Friday, January 16, 2009

Emory Acquires Fitzgerald Papers

The papers of a pre-eminent scholar on Flannery O’Connor’s life and work have been acquired by Emory University and are being reviewed and prepared for future use by O’Connor scholars.

The collection of letters, literary manuscripts, photographs and research materials belonging to the late Sally Fitzgerald are now at Emory’s Manuscript, Archives and Rare Book Library (MARBL). Fitzgerald, who died in 2000, was close friend of O’Connor, editor of three books on O’Connor and her work, and a former research associate in the Institute for the Liberal Arts at Emory. Her papers were placed at Emory with funding from the Lewis H. Beck Educational Foundation and the Vasser Woolley Foundation, says Vice President and Secretary of the University Rosemary Magee.

“We appreciate the commitment of the Beck Foundation and the Vasser Woolley Foundation to bringing the papers here, where scholars can study them alongside other in-depth O’Connor resources,” Magee says.

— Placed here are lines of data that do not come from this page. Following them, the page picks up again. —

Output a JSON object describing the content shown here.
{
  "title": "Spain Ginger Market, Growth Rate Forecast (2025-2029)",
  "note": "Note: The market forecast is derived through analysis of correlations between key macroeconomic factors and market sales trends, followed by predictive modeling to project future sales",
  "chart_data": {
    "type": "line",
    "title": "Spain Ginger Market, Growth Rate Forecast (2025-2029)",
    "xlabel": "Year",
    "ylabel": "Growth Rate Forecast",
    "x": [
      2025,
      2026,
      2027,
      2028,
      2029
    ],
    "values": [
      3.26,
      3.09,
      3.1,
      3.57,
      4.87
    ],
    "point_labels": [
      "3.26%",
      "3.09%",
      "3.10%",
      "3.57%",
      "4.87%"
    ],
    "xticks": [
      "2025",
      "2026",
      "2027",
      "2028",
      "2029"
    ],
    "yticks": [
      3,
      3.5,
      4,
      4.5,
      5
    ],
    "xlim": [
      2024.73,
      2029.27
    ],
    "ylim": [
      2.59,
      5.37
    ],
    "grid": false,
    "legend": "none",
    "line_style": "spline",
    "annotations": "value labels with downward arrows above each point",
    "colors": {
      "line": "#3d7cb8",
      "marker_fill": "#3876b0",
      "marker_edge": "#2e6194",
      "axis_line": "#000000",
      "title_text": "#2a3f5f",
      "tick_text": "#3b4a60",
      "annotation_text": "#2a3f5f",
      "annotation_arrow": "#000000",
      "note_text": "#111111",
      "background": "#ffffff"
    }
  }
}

"Given her lifelong association with literary works, her commitment to the development of archives generally and her relationship with Flannery O’Connor, Emory is the perfect place for Sally Fitzgerald's papers to be," notes Magee, a published author and O’Connor scholar. “In addition, Sally had a recurring presence on our campus for almost two decades as a scholar, teacher and colleague.”

O’Connor lived with Sally and Robert Fitzgerald and their children on a farm in rural Connecticut for two years (1949-50). They remained close personal friends until O’Connor died in 1964. After O’Connor’s death, Sally and Robert Fitzgerald edited “Mystery and Manners; Occasional Prose” (1969). Sally Fitzgerald followed that with “The Habit of Being: Letters of Flannery O’Connor,” which won a National Book Critics Circle Award (1979), and the Library of America edition of O’Connor’s “Collected Works” (1988). Sally Fitzgerald published numerous essays on O’Connor as well, and at the time of her death was working on a much longer unfinished work on O’Connor’s life.

In addition to voluminous research files on O’Connor, Fitzgerald’s papers include 84 letters written by O’Connor to Sally and Robert Fitzgerald between 1951 and 1964, as well as letters from O’Connor to her longtime editor Catherine Carver of Harcourt Brace. Carbon typescripts of the O’Connor stories include “The Enduring Chill,” “A View of the Woods,” “Everything that Rises Must Converge,” “Judgment Day,” and a complete typescript of O’Connor’s second novel, “The Violent Bear It Away” (1960).

The Beck and Vasser Woolley foundations announced their support for the acquisition at a recent celebration honoring Steve Enniss, outgoing director of MARBL, for his 15 years of service to Emory. Enniss begins work this month as the Eric Weinmann Librarian of the Folger Shakespeare Library in Washington, D.C.